Speaking during the presentation of the survey, Dr. Saud Al-Sifri, vice president of the SSDS, said: “Type 2 diabetes is a serious epidemic, not just in Saudi Arabia but around the world … despite numerous efforts, awareness levels remain low around the knowledge gaps within type 2 diabetes management and cardiovascular disease risk implications ... Patients with type 2 diabetes are at an increased risk of developing heart disease.”
He advised patients to go for “regular checkups and have open conversations with their doctors. Given the importance and relationship between CVD and diabetes, there are new classes for type 2 diabetes treatment that have shown significant improvement in cardiovascular outcome trials,” said Al-Sifri, urging all stakeholders to address the issue Kingdom-wide.

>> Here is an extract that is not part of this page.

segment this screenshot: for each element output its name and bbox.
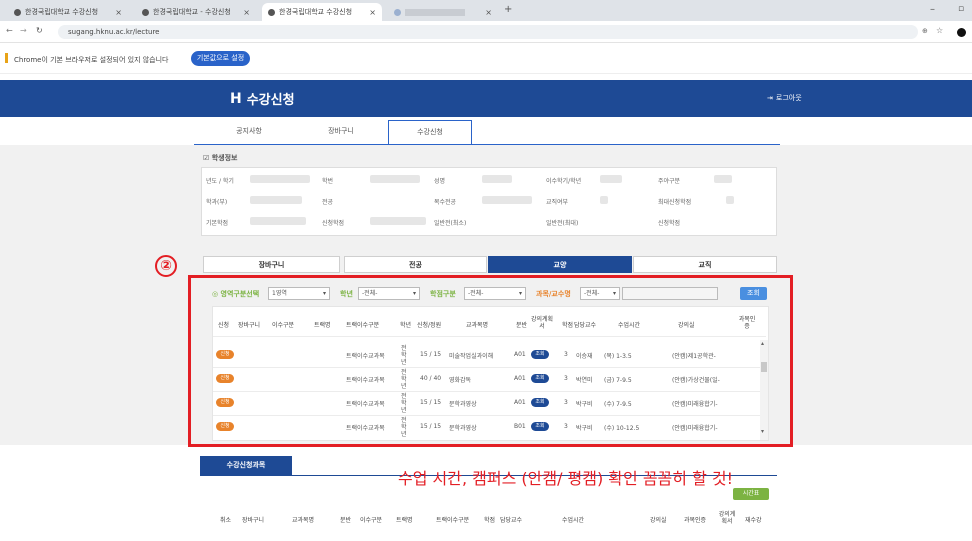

The survey, which was carried out by the SSDS in collaboration with Ipsos, a global market research and consulting firm, said that “52 percent of the patients perceive obesity to be more serious than type 2 diabetes, confirming that increasing public awareness about a specific disease alters their perception.” In fact, 45 percent of respondents did not discuss cardiovascular disease’s association with physicians, it added.
“Only 24 percent of respondents fully agreed that their current lifestyle is healthy and only 7 percent agreed that their current diet is healthy,” explained the survey.